特に成績が良くない時ほど頑張らなくてはと焦って非合理的な思考によるトレードをしてしまって、さらに悪循環に陥るということも多く経験してきました。
それらに「今ここ」で気づき、意志的決意、行動により戦略的に休むということも積極的に取り入れていきたいと思っています。
それから、担当のマインドフルネス瞑想療法士との個人レッスン中に「感情的になっている時は呼吸を意識できていますか?」と問われ、できていないことに気付いて「呼吸に注意を向ける」というラベルシールをPCモニターの角に張ってみました。
そのような呼吸を意識する訓練をしているうちに、通常なら動揺しているような局面でも、冷静に判断できたという成功体験が増えていきました。
徐々に衝動的なトレードが減り、以前のように日々の株価の変動に一喜一憂したり、思ったような成果がでない日に夕方になるとぐったりして寝込んだりするようなことも減ってきました。
症状との付き合い方を変える
今までは15時に株取引が終わったらぐったりしてベッドで横になることが多かったのですが、自分でも随分とアクティブな人間に変わってきたなと想える変化の時期を経験しました。
そして、知らないうちに、睡眠障害に関しては、約9年間なんらかの睡眠薬や抗不安薬を飲んでいましたが、今ではもう薬に頼りたいとは思わなくなりました。
かといって、私の主な症状であった中途覚醒が全く無くなった訳でなく、現在も以前よりはだいぶ良くなったとはいえ、毎日朝までぐっすり眠れるというわけではありません。
中途覚醒後なかなか眠れない時は一旦布団から出て呼吸法をしたり、また布団の中で呼吸に注意を向けたりすることによって、また眠れたという事も経験していく内に中途覚醒に対して過剰に心配することが少しずつ減ってきました。
そして、中途覚醒が頻繁にあった翌日でも意外と眠気もなく、体調もそう悪くない事も多いことに気付きました。
それは睡眠状態と翌日の体調を日々観察記録してみてわかったことです。
今思うと、強い思い込みから睡眠に関して過剰に反応して、さらに予期不安が強くなるということが影響していたのではないかと思っています。
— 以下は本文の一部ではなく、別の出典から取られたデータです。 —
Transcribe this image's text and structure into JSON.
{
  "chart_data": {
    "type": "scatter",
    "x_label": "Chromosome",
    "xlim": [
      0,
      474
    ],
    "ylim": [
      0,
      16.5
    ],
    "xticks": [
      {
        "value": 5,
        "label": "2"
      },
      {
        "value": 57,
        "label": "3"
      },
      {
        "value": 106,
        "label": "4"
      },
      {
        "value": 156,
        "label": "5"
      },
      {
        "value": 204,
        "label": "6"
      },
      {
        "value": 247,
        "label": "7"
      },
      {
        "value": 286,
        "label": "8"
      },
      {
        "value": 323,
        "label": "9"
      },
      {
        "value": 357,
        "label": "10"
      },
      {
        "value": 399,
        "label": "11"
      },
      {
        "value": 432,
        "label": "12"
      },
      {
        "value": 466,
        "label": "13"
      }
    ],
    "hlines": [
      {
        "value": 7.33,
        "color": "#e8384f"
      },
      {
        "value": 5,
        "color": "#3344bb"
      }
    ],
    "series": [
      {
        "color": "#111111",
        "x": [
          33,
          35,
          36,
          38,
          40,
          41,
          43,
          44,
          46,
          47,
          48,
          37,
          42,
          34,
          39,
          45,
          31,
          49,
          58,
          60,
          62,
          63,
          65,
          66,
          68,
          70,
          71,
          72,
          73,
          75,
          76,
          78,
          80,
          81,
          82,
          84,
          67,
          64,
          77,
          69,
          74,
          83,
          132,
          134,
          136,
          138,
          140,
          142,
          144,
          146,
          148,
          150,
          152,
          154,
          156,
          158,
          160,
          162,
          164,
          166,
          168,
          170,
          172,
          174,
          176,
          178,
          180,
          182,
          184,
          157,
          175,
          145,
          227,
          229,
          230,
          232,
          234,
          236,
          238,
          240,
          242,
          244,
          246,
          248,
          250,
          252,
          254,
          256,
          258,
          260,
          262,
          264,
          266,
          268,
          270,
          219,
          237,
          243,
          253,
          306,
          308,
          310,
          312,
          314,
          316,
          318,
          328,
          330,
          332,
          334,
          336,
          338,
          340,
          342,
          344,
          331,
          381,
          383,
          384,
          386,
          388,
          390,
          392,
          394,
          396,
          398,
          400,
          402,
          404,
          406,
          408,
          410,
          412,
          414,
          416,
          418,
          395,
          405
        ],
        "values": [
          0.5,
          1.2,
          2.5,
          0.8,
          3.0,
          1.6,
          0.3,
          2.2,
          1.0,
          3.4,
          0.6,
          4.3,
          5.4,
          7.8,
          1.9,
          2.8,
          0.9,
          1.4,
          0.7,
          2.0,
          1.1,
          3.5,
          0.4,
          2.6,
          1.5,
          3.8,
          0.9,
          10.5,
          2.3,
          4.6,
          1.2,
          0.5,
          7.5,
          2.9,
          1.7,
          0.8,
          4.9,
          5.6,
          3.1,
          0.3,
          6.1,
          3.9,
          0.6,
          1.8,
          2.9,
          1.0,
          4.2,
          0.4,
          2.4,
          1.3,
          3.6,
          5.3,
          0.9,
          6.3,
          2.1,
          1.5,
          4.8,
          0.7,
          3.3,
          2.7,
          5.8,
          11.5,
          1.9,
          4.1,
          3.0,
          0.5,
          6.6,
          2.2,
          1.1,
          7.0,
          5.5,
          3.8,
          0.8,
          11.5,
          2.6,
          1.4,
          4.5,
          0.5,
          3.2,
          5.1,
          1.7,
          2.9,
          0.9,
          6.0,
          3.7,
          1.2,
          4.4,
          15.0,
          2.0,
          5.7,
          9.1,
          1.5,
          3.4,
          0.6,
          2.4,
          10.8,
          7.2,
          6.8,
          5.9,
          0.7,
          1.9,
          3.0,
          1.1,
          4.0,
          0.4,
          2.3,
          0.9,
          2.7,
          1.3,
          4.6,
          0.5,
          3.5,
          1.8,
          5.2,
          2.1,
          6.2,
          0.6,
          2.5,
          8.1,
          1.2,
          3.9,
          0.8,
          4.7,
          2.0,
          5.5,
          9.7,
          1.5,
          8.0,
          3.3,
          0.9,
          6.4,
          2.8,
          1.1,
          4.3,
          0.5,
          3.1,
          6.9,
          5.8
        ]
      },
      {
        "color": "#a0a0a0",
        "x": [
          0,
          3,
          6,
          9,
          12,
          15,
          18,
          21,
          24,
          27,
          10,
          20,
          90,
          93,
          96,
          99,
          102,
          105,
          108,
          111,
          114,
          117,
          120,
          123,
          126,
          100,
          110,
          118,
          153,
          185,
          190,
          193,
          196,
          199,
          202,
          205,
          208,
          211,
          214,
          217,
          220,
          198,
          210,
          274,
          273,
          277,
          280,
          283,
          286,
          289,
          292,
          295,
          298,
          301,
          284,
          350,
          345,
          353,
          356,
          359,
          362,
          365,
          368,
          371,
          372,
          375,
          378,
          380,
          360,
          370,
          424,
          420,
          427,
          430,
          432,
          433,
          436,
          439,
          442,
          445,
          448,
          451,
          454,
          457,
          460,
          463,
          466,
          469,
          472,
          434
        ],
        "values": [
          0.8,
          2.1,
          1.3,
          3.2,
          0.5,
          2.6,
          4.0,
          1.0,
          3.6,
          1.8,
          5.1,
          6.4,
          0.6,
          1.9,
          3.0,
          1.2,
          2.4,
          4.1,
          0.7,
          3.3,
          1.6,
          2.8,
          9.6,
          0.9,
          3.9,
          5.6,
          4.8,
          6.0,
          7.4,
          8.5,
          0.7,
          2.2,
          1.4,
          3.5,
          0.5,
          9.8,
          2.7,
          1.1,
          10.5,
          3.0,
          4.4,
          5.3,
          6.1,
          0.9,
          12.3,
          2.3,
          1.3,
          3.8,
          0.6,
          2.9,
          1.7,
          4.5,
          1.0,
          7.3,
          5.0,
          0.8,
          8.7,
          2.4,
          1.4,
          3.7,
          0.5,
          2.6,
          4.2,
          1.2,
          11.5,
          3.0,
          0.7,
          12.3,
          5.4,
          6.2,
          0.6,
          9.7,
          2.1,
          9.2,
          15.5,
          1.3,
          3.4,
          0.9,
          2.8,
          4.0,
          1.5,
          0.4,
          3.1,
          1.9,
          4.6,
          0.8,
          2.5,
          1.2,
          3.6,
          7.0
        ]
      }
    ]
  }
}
そういうわけで、あんまり眠れなかったと感じた日でも、案外と頭もスッキリしており、株取引で大事な思考状態、判断力、決断力にも支障がなく、以前のような衝動的行動による自己売買ルール無視のトレードが確実に減ってきていることを実感しています。
そして、本当に疲れた時は意志的に休養をとり、休む時、行動する時を自分の意思で選択しているのだと思えるようになりました。
それが仕事、生活全般におけるストレスの軽減に繋がっていると思います。
精一杯生きる
私にとって重要なテーマである死についてですが、小学校低学年の頃のある夜に寝床の中でふと死(自己の消滅)について考え「今考えているこの自分の意識というものは死んだら肉体と共にこの世から消えてしまうのか?」と思うと、これはとんでもなく恐ろしいことだと子供ながらに恐怖におびえた経験があります。
今でも時々夜寝る前に死について考えて怖くなることはありますが、この頃では、「命あるものはいつか必ず死ぬ」という自分の意思で変えられないことは、受け入れようと思えるようになってきました。
そしてこの世に生まれてきたことに感謝しながら、自分も自分の周りの人も幸せになって、最後も感謝して死んでいけたらいいなと思います。